Practitioners must be competent (RPC 1.1) and diligent (1.3). They must respect confidentiality even at their own peril (1.6, Business & Professions Code section 6068(e)).
And they certainly must employ candor with the Court (3.3).
Enacting a new law when there are multitudes of professional standards already in place may not move the ball on improving the profession or protecting clients. As a practical matter, what will move that ball is enhanced training on the existing standards, and, more importantly, vigorous tutorials on exactly how to safely utilize AI in performing the day-to-day tasks of the profession. In my experience, the well-meaning lawyers across the state want to learn the practical tips on how to interact with AI. We need to set up the systems and the processes to help them at this deeply practical level – and the need for legislation can be later evaluated as the rapidly shifting landscape settles.
Heather Linn Rosing is a founding partner at Rosing, Pott & Strohbehn, LLP
per ChatGPT
A law degree, while important to society, is not rooted in scientific principles or empirical validation.
Unlike medicine or engineering, law does not operate on reproducible experiments or universal truths.
Legal outcomes depend on interpretation, precedent, and persuasion rather than measurable evidence.
Laws evolve with politics, culture, and power structures—not with scientific discovery.

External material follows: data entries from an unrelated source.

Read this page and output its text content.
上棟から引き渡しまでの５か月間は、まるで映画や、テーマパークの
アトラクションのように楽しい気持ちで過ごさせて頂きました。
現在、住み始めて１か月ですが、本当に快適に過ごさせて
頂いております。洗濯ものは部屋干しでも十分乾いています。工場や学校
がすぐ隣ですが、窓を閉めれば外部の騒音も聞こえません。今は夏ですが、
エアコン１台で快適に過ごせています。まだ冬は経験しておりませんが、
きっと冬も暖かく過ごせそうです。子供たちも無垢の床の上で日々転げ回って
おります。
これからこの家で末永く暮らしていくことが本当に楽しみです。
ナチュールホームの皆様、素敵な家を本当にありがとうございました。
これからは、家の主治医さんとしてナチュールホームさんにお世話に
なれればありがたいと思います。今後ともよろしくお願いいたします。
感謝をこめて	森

Courts do not determine objective truth; they resolve disputes within human-constructed frameworks.
This makes law a vital civic institution, but not a science-based professional discipline.
True legal competence is built through experience, judgment, and contextual understanding.
Over time, inconsistency and human bias have become systemic challenges in legal systems.
Artificial intelligence offers an opportunity to apply legal rules more consistently and transparently.
The future of law may lie in experience-driven practice, guided and augmented by AI, rather than academic credentialism alone.